PengHongyiNTU commented 2 years ago

When I was trying to compare the same model trained on different datasets, I encountered a weird problem:

It works fine when I compare all layers: cka = CKA(model1, model2, device='cuda', model1_name='model1', model2_name='model2')

But, when I try to compare a selected subset of layers: cka = CKA(model1, model2, device='cuda', model1_name='model1', model2_name='model2', model1_layers=list(model1.state_dict().keys())[:5], model2_layers=list(model2.state_dict().keys())[:5]) It raises:

HSIC computation resulted in NANs

Do you have any idea how to fix this? Thank you very much.

kssteven418 commented 2 years ago

In my case, the NaNs issue was raised when there was no hook created (here), in which case no feature would return here, resulting in the divided-by-zero error at L180. It might be helpful to see if the hooks are being generated properly.

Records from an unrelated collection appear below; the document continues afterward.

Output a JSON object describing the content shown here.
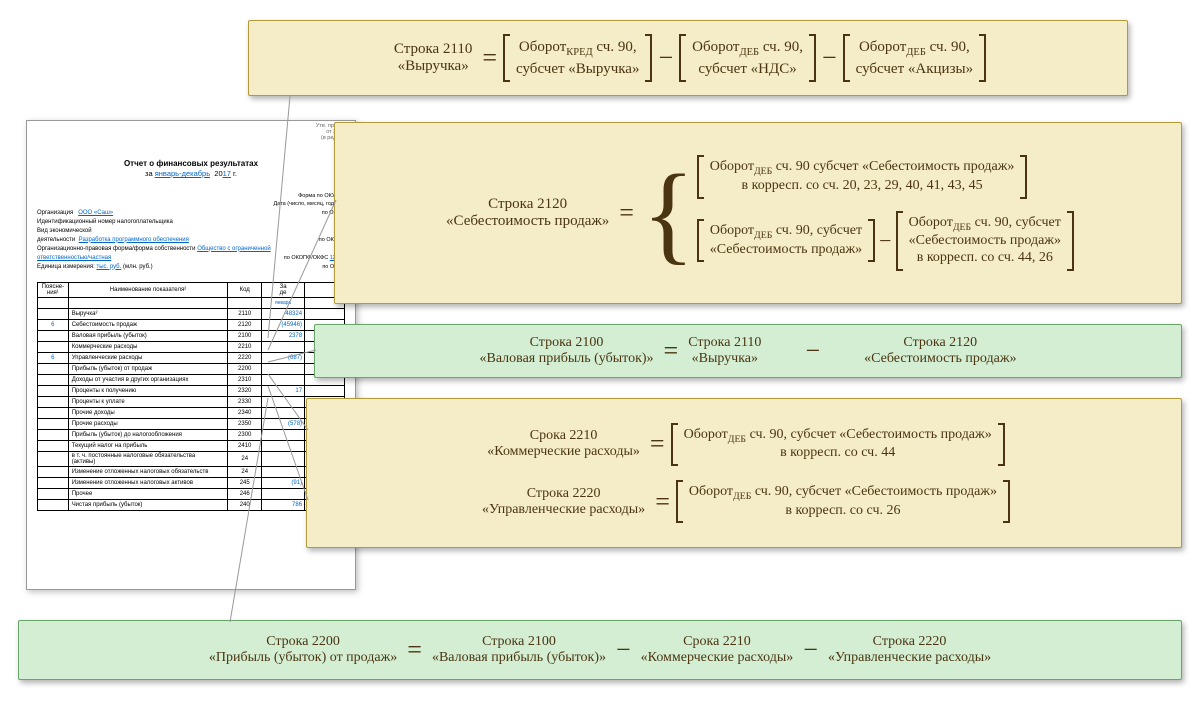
{
  "doc": {
    "title": "Отчет о финансовых результатах",
    "period_prefix": "за ",
    "period": "январь-декабрь",
    "year_prefix": "20",
    "year": "17",
    "year_suffix": " г.",
    "org_label": "Организация",
    "org": "ООО «Саш»",
    "inn_label": "Идентификационный номер налогоплательщика",
    "activity_label": "Вид экономической",
    "activity_label2": "деятельности",
    "activity": "Разработка программного обеспечения",
    "form_label": "Организационно-правовая форма/форма собственности",
    "form": "Общество с ограниченной",
    "form2": "ответственностью/частная",
    "unit_label": "Единица измерения:",
    "unit": "тыс. руб.",
    "unit2": "(млн. руб.)",
    "right_notes": "Утв. приказ\nот 2 ию\n(в ред. от",
    "form_okud": "Форма по ОКУД",
    "date_label": "Дата (число, месяц, год)",
    "okpo": "по ОКПО",
    "inn": "ИНН",
    "okved": "по ОКВЭД",
    "okopf": "по ОКОПФ/ОКФС",
    "okei": "по ОКЕИ",
    "codes": {
      "okud": "0",
      "date": "31",
      "okpo": "774",
      "inn": "",
      "okved": "",
      "okopf": "12300"
    },
    "cols": {
      "poj": "Поясне-\nния¹",
      "name": "Наименование показателя²",
      "code": "Код",
      "p1": "За\nде",
      "p2": ""
    },
    "month": "январь",
    "rows": [
      {
        "p": "",
        "n": "Выручка²",
        "c": "2110",
        "v1": "48324",
        "v2": ""
      },
      {
        "p": "6",
        "n": "Себестоимость продаж",
        "c": "2120",
        "v1": "(45946)",
        "v2": ""
      },
      {
        "p": "",
        "n": "Валовая прибыль (убыток)",
        "c": "2100",
        "v1": "2378",
        "v2": ""
      },
      {
        "p": "",
        "n": "Коммерческие расходы",
        "c": "2210",
        "v1": "",
        "v2": ""
      },
      {
        "p": "6",
        "n": "Управленческие расходы",
        "c": "2220",
        "v1": "(687)",
        "v2": ""
      },
      {
        "p": "",
        "n": "   Прибыль (убыток) от продаж",
        "c": "2200",
        "v1": "",
        "v2": ""
      },
      {
        "p": "",
        "n": "Доходы от участия в других организациях",
        "c": "2310",
        "v1": "",
        "v2": ""
      },
      {
        "p": "",
        "n": "Проценты к получению",
        "c": "2320",
        "v1": "17",
        "v2": ""
      },
      {
        "p": "",
        "n": "Проценты к уплате",
        "c": "2330",
        "v1": "",
        "v2": ""
      },
      {
        "p": "",
        "n": "Прочие доходы",
        "c": "2340",
        "v1": "",
        "v2": ""
      },
      {
        "p": "",
        "n": "Прочие расходы",
        "c": "2350",
        "v1": "(578)",
        "v2": ""
      },
      {
        "p": "",
        "n": "   Прибыль (убыток) до налогообложения",
        "c": "2300",
        "v1": "",
        "v2": ""
      },
      {
        "p": "",
        "n": "Текущий налог на прибыль",
        "c": "2410",
        "v1": "",
        "v2": ""
      },
      {
        "p": "",
        "n": "   в т. ч. постоянные налоговые обязательства\n   (активы)",
        "c": "24",
        "v1": "",
        "v2": ""
      },
      {
        "p": "",
        "n": "Изменение отложенных налоговых обязательств",
        "c": "24",
        "v1": "",
        "v2": ""
      },
      {
        "p": "",
        "n": "Изменение отложенных налоговых активов",
        "c": "245",
        "v1": "(91)",
        "v2": ""
      },
      {
        "p": "",
        "n": "Прочее",
        "c": "246",
        "v1": "",
        "v2": ""
      },
      {
        "p": "",
        "n": "   Чистая прибыль (убыток)",
        "c": "240",
        "v1": "786",
        "v2": ""
      }
    ]
  },
  "f2110": {
    "lhs1": "Строка 2110",
    "lhs2": "«Выручка»",
    "t1a": "Оборот",
    "t1sub": "КРЕД",
    "t1b": " сч. 90,",
    "t1c": "субсчет «Выручка»",
    "t2a": "Оборот",
    "t2sub": "ДЕБ",
    "t2b": " сч. 90,",
    "t2c": "субсчет «НДС»",
    "t3a": "Оборот",
    "t3sub": "ДЕБ",
    "t3b": " сч. 90,",
    "t3c": "субсчет «Акцизы»"
  },
  "f2120": {
    "lhs1": "Строка 2120",
    "lhs2": "«Себестоимость продаж»",
    "r1a": "Оборот",
    "r1sub": "ДЕБ",
    "r1b": " сч. 90 субсчет «Себестоимость продаж»",
    "r1c": "в корресп. со сч. 20, 23, 29, 40, 41, 43, 45",
    "r2a": "Оборот",
    "r2sub": "ДЕБ",
    "r2b": " сч. 90, субсчет",
    "r2c": "«Себестоимость продаж»",
    "r3a": "Оборот",
    "r3sub": "ДЕБ",
    "r3b": " сч. 90, субсчет",
    "r3c": "«Себестоимость продаж»",
    "r3d": "в корресп. со сч. 44, 26"
  },
  "f2100": {
    "lhs1": "Строка 2100",
    "lhs2": "«Валовая прибыль (убыток)»",
    "t1a": "Строка 2110",
    "t1b": "«Выручка»",
    "t2a": "Строка 2120",
    "t2b": "«Себестоимость продаж»"
  },
  "f2210": {
    "lhs1": "Срока 2210",
    "lhs2": "«Коммерческие расходы»",
    "r1a": "Оборот",
    "r1sub": "ДЕБ",
    "r1b": " сч. 90, субсчет «Себестоимость продаж»",
    "r1c": "в корресп. со сч. 44"
  },
  "f2220": {
    "lhs1": "Строка 2220",
    "lhs2": "«Управленческие расходы»",
    "r1a": "Оборот",
    "r1sub": "ДЕБ",
    "r1b": " сч. 90, субсчет «Себестоимость продаж»",
    "r1c": "в корресп. со сч. 26"
  },
  "f2200": {
    "lhs1": "Строка 2200",
    "lhs2": "«Прибыль (убыток) от продаж»",
    "t1a": "Строка 2100",
    "t1b": "«Валовая прибыль (убыток)»",
    "t2a": "Срока 2210",
    "t2b": "«Коммерческие расходы»",
    "t3a": "Строка 2220",
    "t3b": "«Управленческие расходы»"
  },
  "style": {
    "yel_bg": "#f5edc7",
    "yel_border": "#b29a3a",
    "grn_bg": "#d4eed4",
    "grn_border": "#6aa66a",
    "text": "#4a3510",
    "doc_link": "#0066cc"
  }
}
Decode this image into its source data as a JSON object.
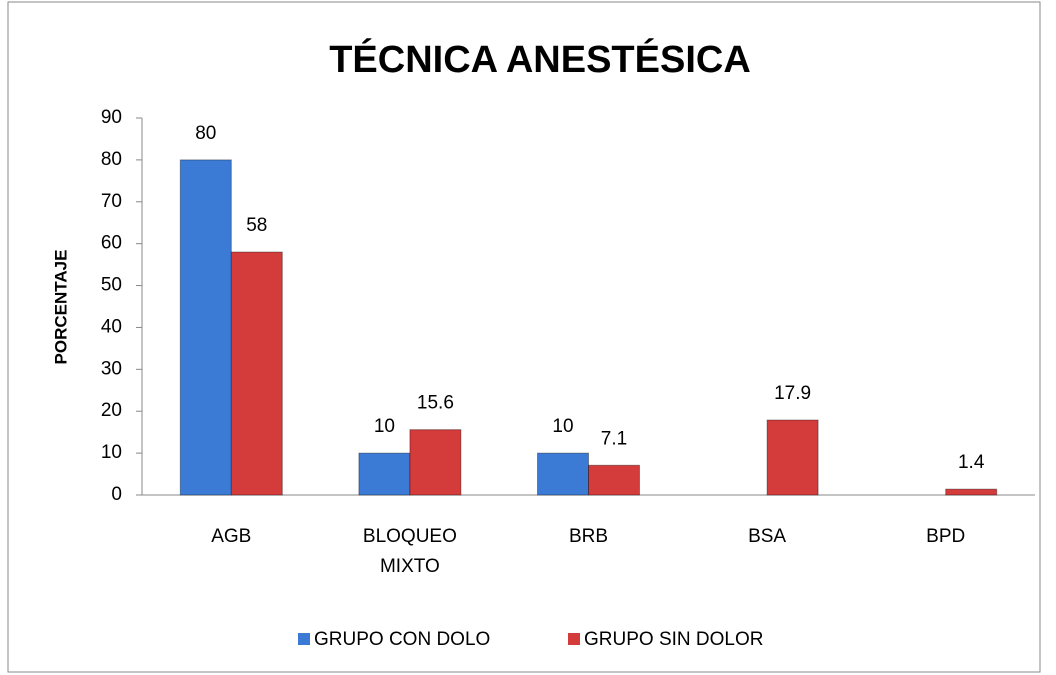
{
  "chart_data": {
    "type": "bar",
    "title": "TÉCNICA ANESTÉSICA",
    "y_label": "PORCENTAJE",
    "categories": [
      "AGB",
      "BLOQUEO MIXTO",
      "BRB",
      "BSA",
      "BPD"
    ],
    "series": [
      {
        "name": "GRUPO CON DOLO",
        "color": "#3b7bd6",
        "values": [
          80,
          10,
          10,
          null,
          null
        ]
      },
      {
        "name": "GRUPO SIN DOLOR",
        "color": "#d43b3b",
        "values": [
          58,
          15.6,
          7.1,
          17.9,
          1.4
        ]
      }
    ],
    "ylim": [
      0,
      90
    ],
    "yticks": [
      0,
      10,
      20,
      30,
      40,
      50,
      60,
      70,
      80,
      90
    ],
    "grid": false,
    "legend": "bottom"
  }
}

Maddy12 commented 2 years ago

I think an issue I am having is no matter what, in line 134 ((N - 1) * (N - 2)) ends up equalling 0 because the matrix being passes is always a size 2x2 from around line 181 K = X @ X.t().

I discovered this happens when the batch size is <= 2. So if anyone else has this issue this might be why!

I set this batch size because this method is so slow and memory consuming. Are there any tricks to it without using large batch sizes or computation?

bryanbocao commented 1 year ago

I got the same issue: https://github.com/AntixK/PyTorch-Model-Compare/issues/10. Looking for solutions. Thanks!